Pero si al ser solistas debemos ocupar todos los sonidos, al integrar grupos sinfónicos tendremos que sobreponernos a las distancias que crea la cantidad para el discurrir. Allí queremos entregarnos al director, que él nos haga decir, nos ordene, para que el todo no anule al uno. Si él nos pide, queremos darnos, y si ocurre el milagro de la entrega en el escenario, ese mágico vibrar de tantos músicos juntos recreará la energía que está en la música.
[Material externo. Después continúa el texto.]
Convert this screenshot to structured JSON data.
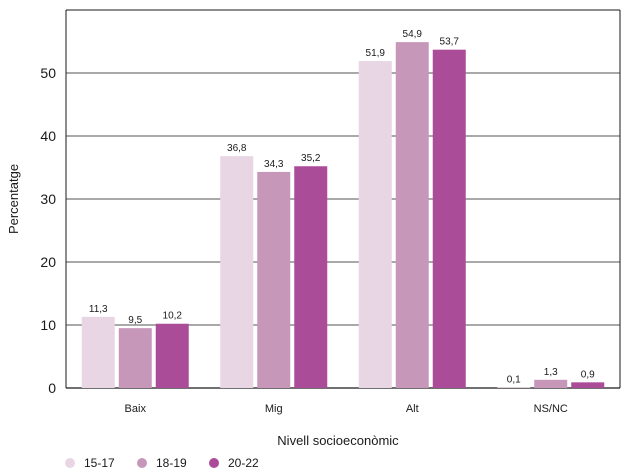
{
  "chart_data": {
    "type": "bar",
    "categories": [
      "Baix",
      "Mig",
      "Alt",
      "NS/NC"
    ],
    "series": [
      {
        "name": "15-17",
        "color": "#e9d6e4",
        "values": [
          11.3,
          36.8,
          51.9,
          0.1
        ],
        "labels": [
          "11,3",
          "36,8",
          "51,9",
          "0,1"
        ]
      },
      {
        "name": "18-19",
        "color": "#c797ba",
        "values": [
          9.5,
          34.3,
          54.9,
          1.3
        ],
        "labels": [
          "9,5",
          "34,3",
          "54,9",
          "1,3"
        ]
      },
      {
        "name": "20-22",
        "color": "#ab4c99",
        "values": [
          10.2,
          35.2,
          53.7,
          0.9
        ],
        "labels": [
          "10,2",
          "35,2",
          "53,7",
          "0,9"
        ]
      }
    ],
    "xlabel": "Nivell socioeconòmic",
    "ylabel": "Percentatge",
    "ylim": [
      0,
      60
    ],
    "yticks": [
      0,
      10,
      20,
      30,
      40,
      50
    ],
    "grid": true,
    "legend_position": "bottom-left"
  }
}
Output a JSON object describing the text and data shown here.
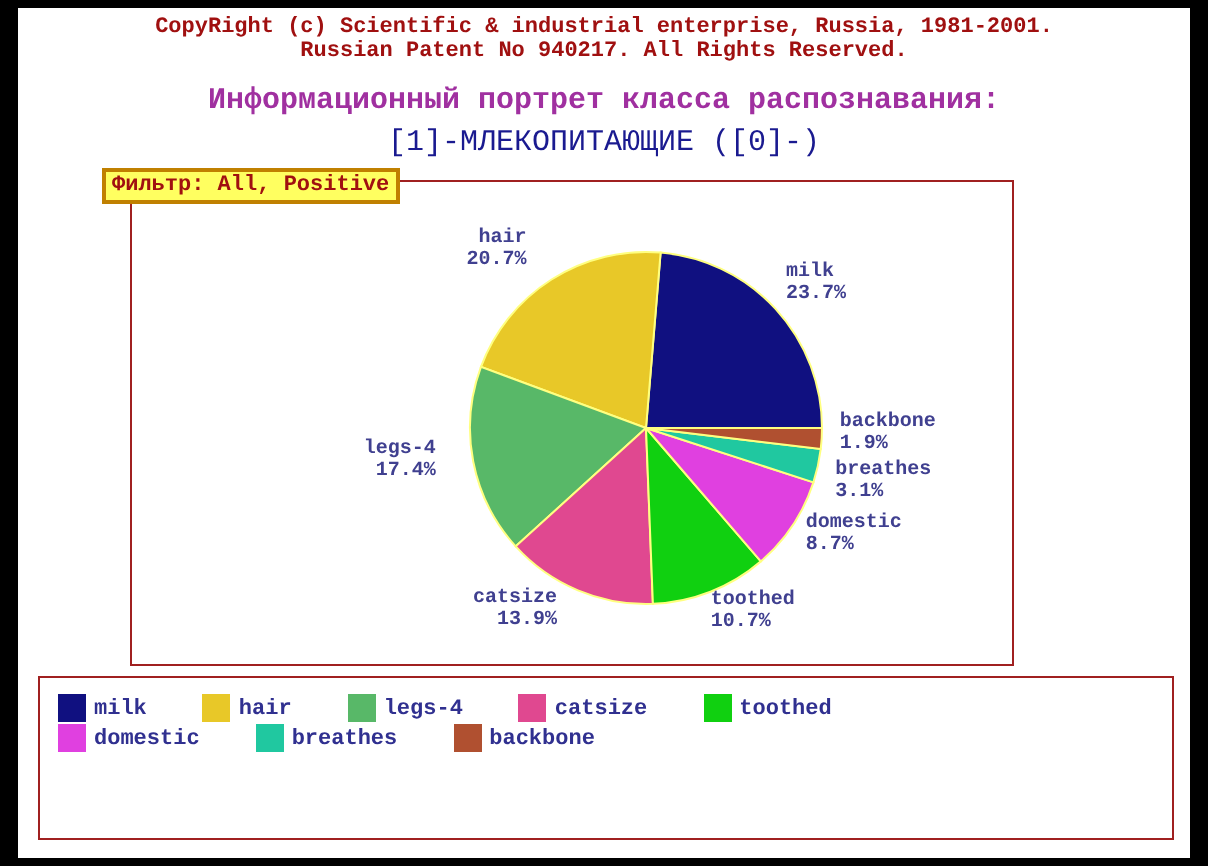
{
  "chart_data": {
    "type": "pie",
    "title": "Информационный портрет класса распознавания:",
    "subtitle": "[1]-МЛЕКОПИТАЮЩИЕ ([0]-)",
    "annotations": [
      "CopyRight (c) Scientific & industrial enterprise, Russia, 1981-2001.",
      "Russian Patent No 940217. All Rights Reserved.",
      "Фильтр: All, Positive"
    ],
    "categories": [
      "milk",
      "hair",
      "legs-4",
      "catsize",
      "toothed",
      "domestic",
      "breathes",
      "backbone"
    ],
    "values": [
      23.7,
      20.7,
      17.4,
      13.9,
      10.7,
      8.7,
      3.1,
      1.9
    ],
    "value_labels": [
      "23.7%",
      "20.7%",
      "17.4%",
      "13.9%",
      "10.7%",
      "8.7%",
      "3.1%",
      "1.9%"
    ],
    "colors": [
      "#101080",
      "#e8c828",
      "#58b868",
      "#e04890",
      "#10d010",
      "#e040e0",
      "#20c8a0",
      "#b05030"
    ],
    "legend": "bottom"
  }
}
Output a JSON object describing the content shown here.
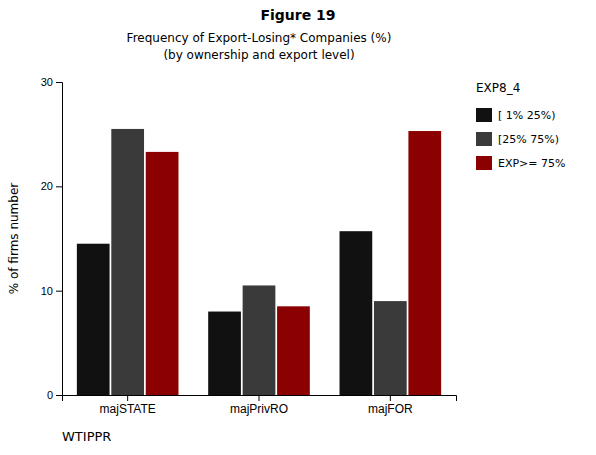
{
  "chart_data": {
    "type": "bar",
    "title": "Figure  19",
    "subtitle": [
      "Frequency of Export-Losing* Companies (%)",
      "(by ownership and export level)"
    ],
    "xlabel": "WTIPPR",
    "ylabel": "% of firms number",
    "categories": [
      "majSTATE",
      "majPrivRO",
      "majFOR"
    ],
    "series": [
      {
        "name": "[ 1% 25%)",
        "color": "#111111",
        "values": [
          14.5,
          8.0,
          15.7
        ]
      },
      {
        "name": "[25% 75%)",
        "color": "#3a3a3a",
        "values": [
          25.5,
          10.5,
          9.0
        ]
      },
      {
        "name": "EXP>=  75%",
        "color": "#8B0000",
        "values": [
          23.3,
          8.5,
          25.3
        ]
      }
    ],
    "legend_title": "EXP8_4",
    "legend": "right",
    "ylim": [
      0,
      30
    ],
    "yticks": [
      0,
      10,
      20,
      30
    ],
    "grid": false
  }
}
Si tenemos el privilegio de integrar ese grupo sinfónico, nos sorprenderá todas las veces, por años, esa voz del corno o del timbal que a lo lejos nos contesta como si estuviera muy cerca, nos sorprenderá ese vértigo de quedarnos solos de repente con la frase a nuestro cargo, o esperaremos ansiosos nuestra inclusión en lo que el otro viene diciendo. En todos los casos las cualidades del director de orquesta serán determinantes para esta experiencia.
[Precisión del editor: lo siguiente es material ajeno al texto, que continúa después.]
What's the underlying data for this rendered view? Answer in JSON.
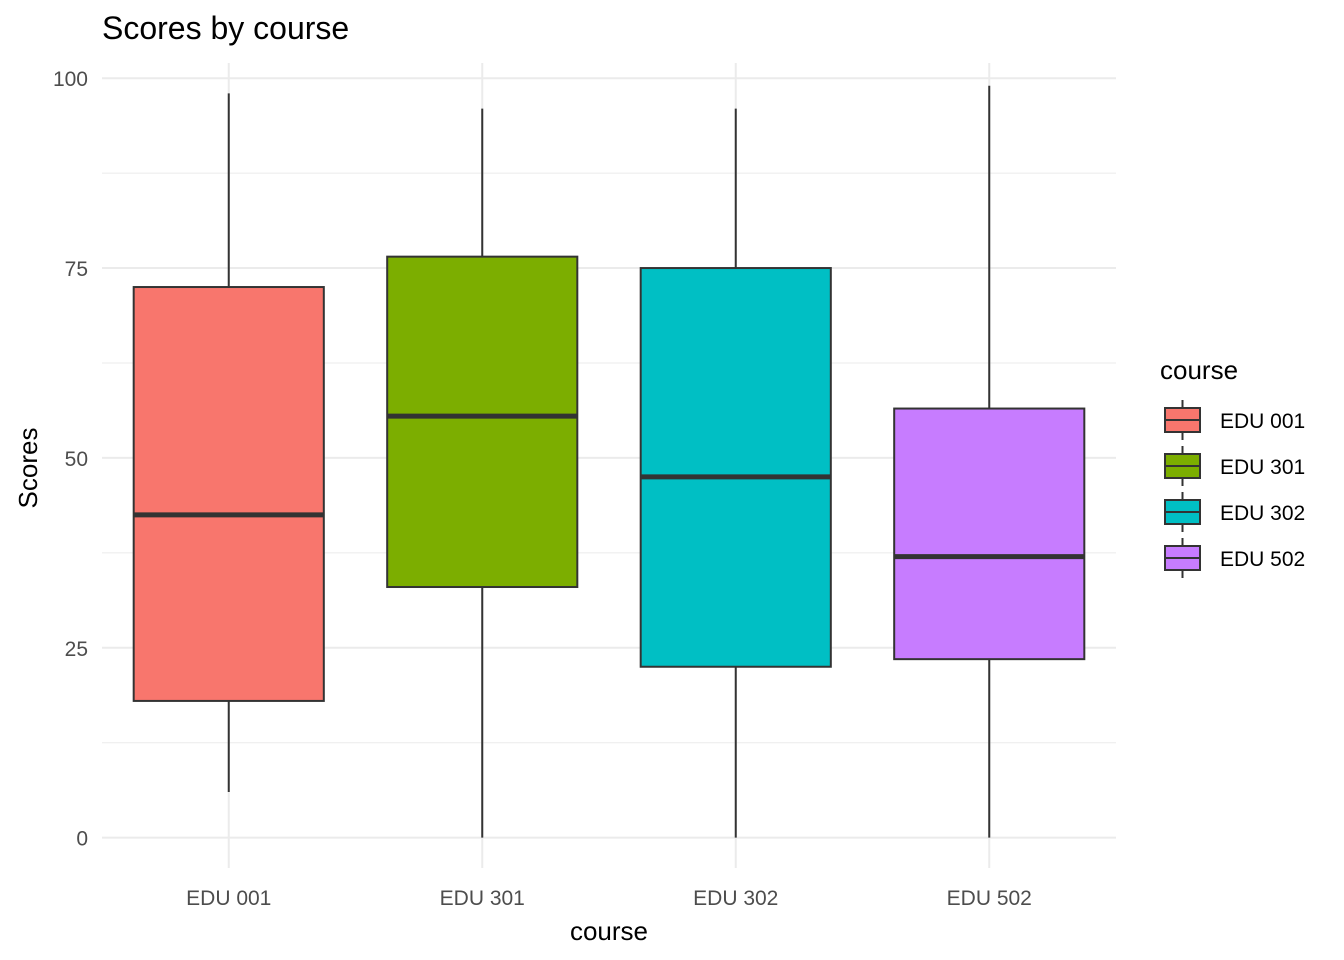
{
  "chart_data": {
    "type": "boxplot",
    "title": "Scores by course",
    "xlabel": "course",
    "ylabel": "Scores",
    "ylim": [
      -4,
      102
    ],
    "yticks": [
      0,
      25,
      50,
      75,
      100
    ],
    "grid": true,
    "legend": {
      "title": "course",
      "position": "right"
    },
    "categories": [
      "EDU 001",
      "EDU 301",
      "EDU 302",
      "EDU 502"
    ],
    "colors": [
      "#F8766D",
      "#7CAE00",
      "#00BFC4",
      "#C77CFF"
    ],
    "series": [
      {
        "name": "EDU 001",
        "min": 6,
        "q1": 18,
        "median": 42.5,
        "q3": 72.5,
        "max": 98
      },
      {
        "name": "EDU 301",
        "min": 0,
        "q1": 33,
        "median": 55.5,
        "q3": 76.5,
        "max": 96
      },
      {
        "name": "EDU 302",
        "min": 0,
        "q1": 22.5,
        "median": 47.5,
        "q3": 75,
        "max": 96
      },
      {
        "name": "EDU 502",
        "min": 0,
        "q1": 23.5,
        "median": 37,
        "q3": 56.5,
        "max": 99
      }
    ]
  }
}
Es en el pequeño ensamble, en nuestros trabajosos tríos, cuartetos y quintetos en donde lo tenemos todo: el espacio necesario para ser nosotros mismos y la necesidad de armar el discurso con los otros y su propia necesidad. Allí el desafío es enorme y también el goce.
Desde lo técnico, la búsqueda sonora nos abre a las infinitas posibilidades de ser juntos uno, sin anular nuestras características personales, ya que en ese transcurrir del tiempo habrá espacios de unión y fusión y otros de total diferenciación. Nadie pudo habernos enseñado a encontrar el sonido grupal, porque cada uno de nosotros se expresa en sonoridad, timbre, vibrato, formas de decir tan irrepetibles como cada ser. Desde lo humano, ese trabajo, logrado después de mucho esfuerzo y en pocos momentos, nos da una intimidad muy particular con nuestros colegas: hemos vivido juntos algo que hemos creado.
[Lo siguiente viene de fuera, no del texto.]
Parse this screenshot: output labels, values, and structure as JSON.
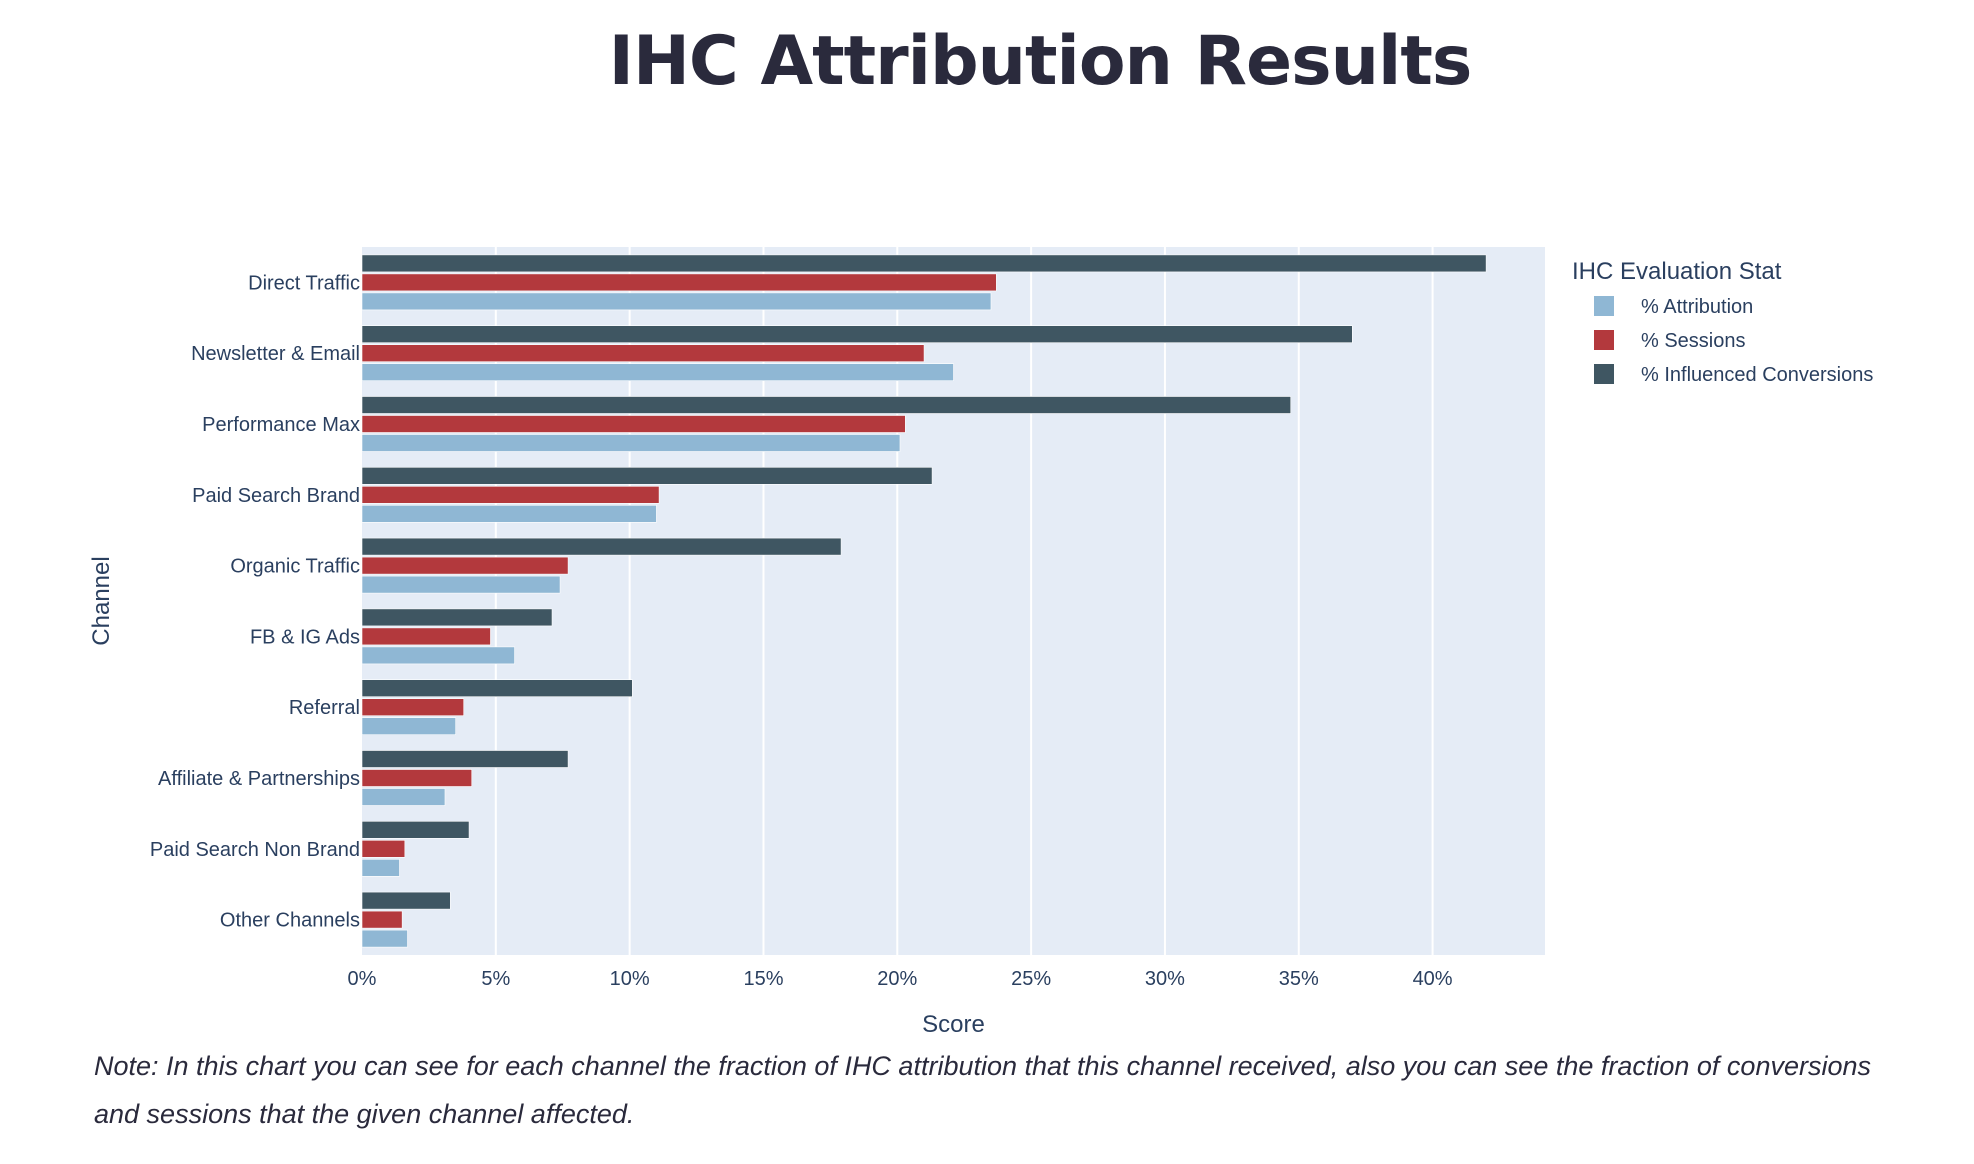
{
  "page": {
    "title": "IHC Attribution Results",
    "note": "Note: In this chart you can see for each channel the fraction of IHC attribution that this channel received, also you can see the fraction of conversions and sessions that the given channel affected."
  },
  "colors": {
    "plot_bg": "#e5ecf6",
    "grid": "#ffffff",
    "attribution": "#8fb7d4",
    "sessions": "#b3393d",
    "influenced": "#3f5662",
    "axis_text": "#2a3f5f"
  },
  "chart_data": {
    "type": "bar",
    "orientation": "horizontal",
    "xlabel": "Score",
    "ylabel": "Channel",
    "xlim": [
      0,
      44.2
    ],
    "x_ticks": [
      0,
      5,
      10,
      15,
      20,
      25,
      30,
      35,
      40
    ],
    "x_tick_labels": [
      "0%",
      "5%",
      "10%",
      "15%",
      "20%",
      "25%",
      "30%",
      "35%",
      "40%"
    ],
    "grid": true,
    "legend": {
      "title": "IHC Evaluation Stat",
      "placement": "top-right-outside"
    },
    "categories": [
      "Direct Traffic",
      "Newsletter & Email",
      "Performance Max",
      "Paid Search Brand",
      "Organic Traffic",
      "FB & IG Ads",
      "Referral",
      "Affiliate & Partnerships",
      "Paid Search Non Brand",
      "Other Channels"
    ],
    "series": [
      {
        "name": "% Attribution",
        "color_key": "attribution",
        "values": [
          23.5,
          22.1,
          20.1,
          11.0,
          7.4,
          5.7,
          3.5,
          3.1,
          1.4,
          1.7
        ]
      },
      {
        "name": "% Sessions",
        "color_key": "sessions",
        "values": [
          23.7,
          21.0,
          20.3,
          11.1,
          7.7,
          4.8,
          3.8,
          4.1,
          1.6,
          1.5
        ]
      },
      {
        "name": "% Influenced Conversions",
        "color_key": "influenced",
        "values": [
          42.0,
          37.0,
          34.7,
          21.3,
          17.9,
          7.1,
          10.1,
          7.7,
          4.0,
          3.3
        ]
      }
    ]
  }
}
Después de los años juveniles, de estudio y formación, necesitamos diferenciarnos e independizarnos de nuestros maestros, asumir la responsabilidad de tener algo que decir o proponer, tener discípulos nosotros mismos. Aquí comienza la ardua tarea de aprender para crecer cuando ya nadie nos indica claramente el camino. En este punto, son nuestros colegas, sin ningún límite de edad, los que nos darán un impulso cuando estemos varados, y es en los ensayos con ellos en donde nos transmitirán por otras vías sus conocimientos y búsquedas, sus íntimos desvelos al trabajar el sonido, la compartida frustración de no lograr todavía lo deseado y el convencimiento de que podemos llegar a más.
¿Cuál sería entonces nuestra estrella a seguir?
Que cada músico y cada oyente diga después del concierto, secretamente, con íntimo orgullo: "yo estuve allí".